# TextBox auslesen (die 2.)



## AirsoftDivisionHRO (1. Dezember 2007)

Ich würde gerne das VB per Klick auf einen Command Button die TextBox ausliest und dann den Wert an einen SendKeys Befehl übergiebt.

Klartext:
Benutzer giebt Zahl 33 in eine TextBox ein . Dann Klick er auf den CommandButton TextBox wird ausgelesen
und der SendKeys "33" Befehl wird ausgegeben.


----------



## Elvan (1. Dezember 2007)

Verstehen tu ich deinen Beitrag nicht, aber auf Textinhalte kannst Du über Text1.Text zugreifen.


----------



## AirsoftDivisionHRO (1. Dezember 2007)

QuellText
SendKeys = Text1.Text
Resultat:
"Argument nicht optional


----------



## eXus49 (3. Dezember 2007)

war das nicht:

SendKeys(Textbox1.Text)


----------



## AirsoftDivisionHRO (7. Dezember 2007)

Dann giebt er: TextBox1.Text aus.


----------



## RudolfG (7. Dezember 2007)

AirsoftDivisionHRO hat gesagt.:


> Dann giebt er: TextBox1.Text aus.



Welchen Typ erwartet "SendKeys"? Ist es int(Ganz Zahl)?

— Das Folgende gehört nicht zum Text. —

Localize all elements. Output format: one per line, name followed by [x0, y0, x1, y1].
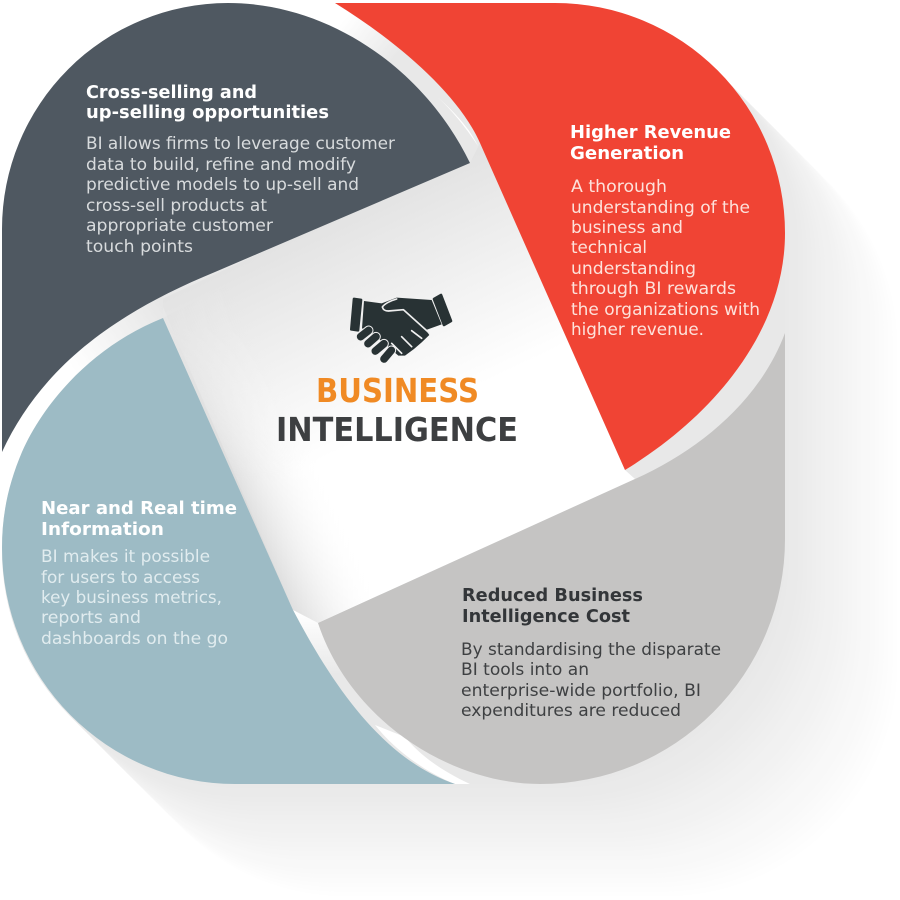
higher revenue text: understanding — [571, 259, 696, 279]
cross-selling text: data to build, refine and modify — [86, 155, 356, 175]
higher revenue text: A thorough — [571, 177, 667, 197]
panel: reduced cost — [318, 333, 785, 784]
near real time text: key business metrics, — [41, 588, 222, 608]
near real time text: dashboards on the go — [41, 629, 228, 649]
higher revenue text: Generation — [570, 143, 684, 164]
hand clasp — [362, 298, 442, 356]
higher revenue text: through BI rewards — [571, 279, 736, 299]
higher revenue text: understanding of the — [571, 198, 750, 218]
reduced cost text: BI tools into an — [461, 660, 589, 680]
higher revenue text: Higher Revenue — [570, 122, 731, 143]
title: INTELLIGENCE — [276, 410, 518, 449]
cross-selling text — [86, 82, 396, 257]
panel: cross-selling — [2, 3, 470, 452]
near real time text: BI makes it possible — [41, 547, 210, 567]
gray petal — [318, 333, 785, 784]
near real time text: Information — [41, 519, 164, 540]
teal petal — [2, 318, 455, 784]
right cuff — [434, 295, 451, 325]
panel: higher revenue — [335, 3, 785, 470]
higher revenue text: technical — [571, 238, 647, 258]
higher revenue text: higher revenue. — [571, 320, 704, 340]
higher revenue text: business and — [571, 218, 683, 238]
near real time text — [41, 498, 237, 649]
near real time text: Near and Real time — [41, 498, 237, 519]
near real time text: reports and — [41, 608, 141, 628]
icon: handshake — [351, 295, 451, 359]
cross-selling text: predictive models to up-sell and — [86, 175, 359, 195]
cross-selling text: touch points — [86, 237, 193, 257]
cross-selling text: cross-sell products at — [86, 196, 267, 216]
left cuff — [351, 299, 361, 330]
reduced cost text — [461, 585, 721, 721]
reduced cost text: enterprise-wide portfolio, BI — [461, 681, 701, 701]
title — [276, 371, 518, 449]
panel: near and real time — [2, 318, 455, 784]
reduced cost text: Intelligence Cost — [462, 606, 630, 627]
reduced cost text: Reduced Business — [462, 585, 643, 606]
fingers — [361, 330, 422, 359]
reduced cost text: expenditures are reduced — [461, 701, 681, 721]
thumb outline — [382, 299, 429, 333]
center background — [2, 7, 634, 784]
title: BUSINESS — [316, 371, 479, 410]
red petal — [335, 3, 785, 470]
reduced cost text: By standardising the disparate — [461, 640, 721, 660]
higher revenue text — [570, 122, 760, 340]
slate petal — [2, 3, 470, 452]
cross-selling text: BI allows firms to leverage customer — [86, 134, 396, 154]
cross-selling text: appropriate customer — [86, 216, 274, 236]
cross-selling text: up-selling opportunities — [86, 102, 329, 123]
higher revenue text: the organizations with — [571, 300, 760, 320]
cross-selling text: Cross-selling and — [86, 82, 257, 103]
near real time text: for users to access — [41, 568, 200, 588]
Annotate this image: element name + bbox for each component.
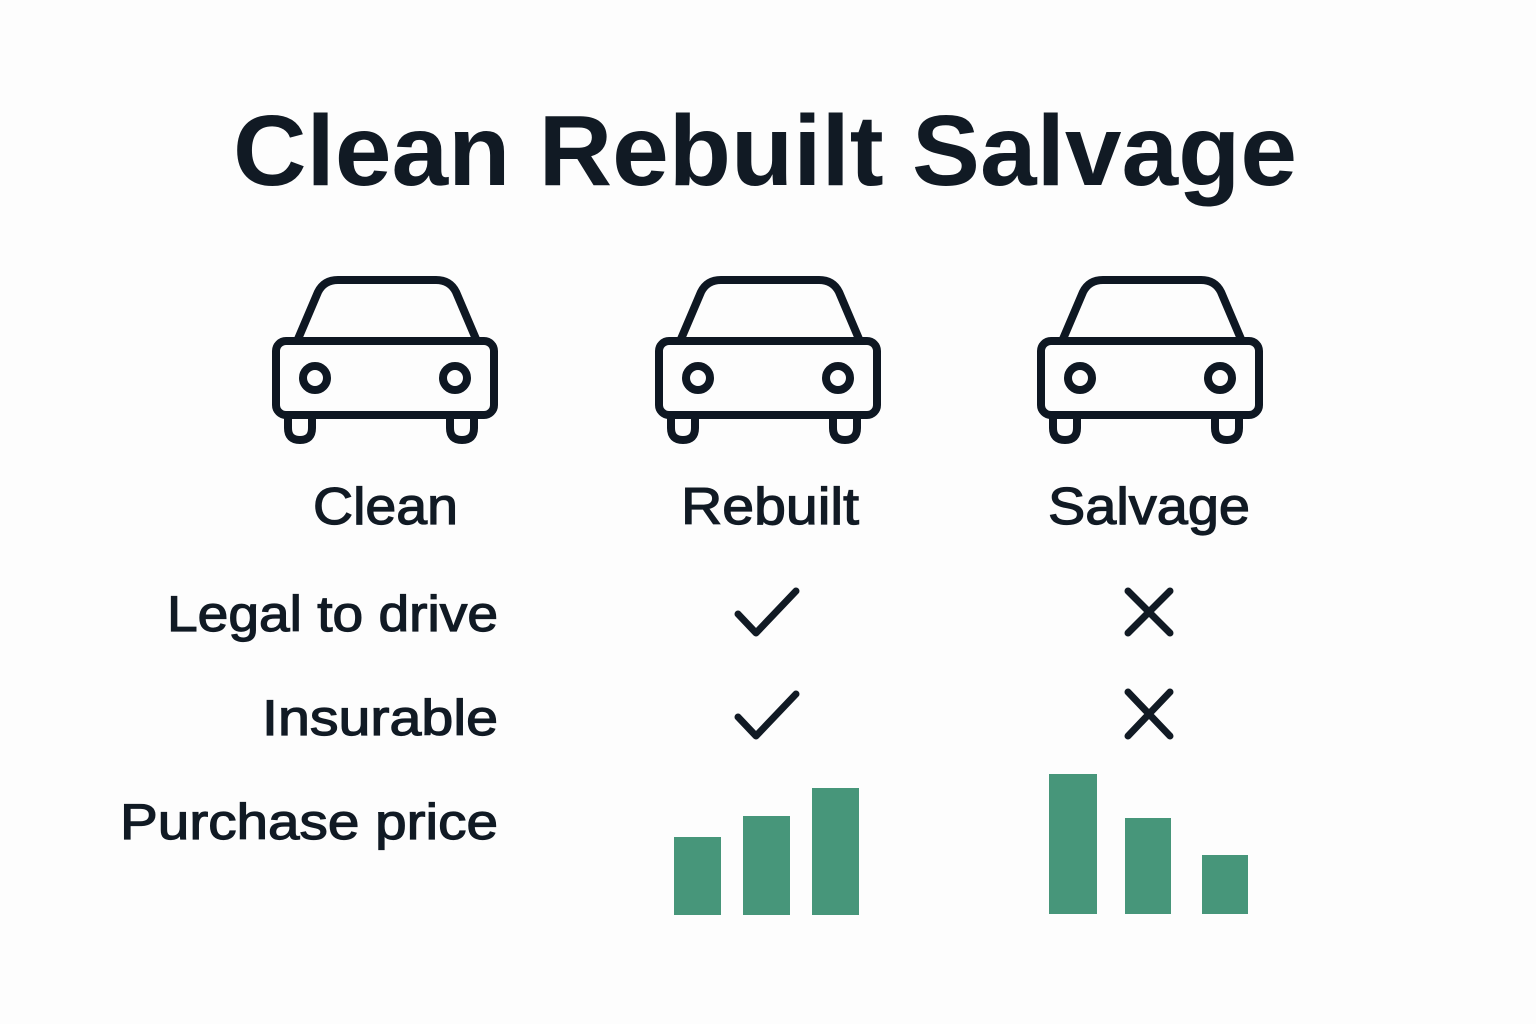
bar chart: rebuilt	[674, 788, 859, 915]
bar chart: salvage	[1049, 774, 1248, 914]
column labels	[313, 478, 1250, 536]
column labels: Salvage	[1048, 478, 1250, 536]
column labels: Rebuilt	[681, 478, 860, 536]
icon: car rebuilt	[659, 280, 877, 440]
icon: car clean	[276, 280, 494, 440]
icon: checks	[738, 591, 796, 736]
column labels: Clean	[313, 478, 458, 536]
row labels	[120, 586, 498, 850]
row labels: Insurable	[262, 690, 498, 746]
icon: crosses	[1128, 591, 1170, 736]
row labels: Purchase price	[120, 794, 498, 850]
title: Clean Rebuilt Salvage	[233, 95, 1297, 207]
icon: car salvage	[1041, 280, 1259, 440]
row labels: Legal to drive	[167, 586, 498, 642]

Wenn ja dann musst du den Inhalt der Textbox zuerst in das entsprechende Format kovertieren und dann an SendKeys übergeben. Wie das in VB funktioniert weiß ich aber nicht.


----------



## Dörti.Hermi (8. Dezember 2007)

nach int konvertieren geht so: CInt(...)

lg


----------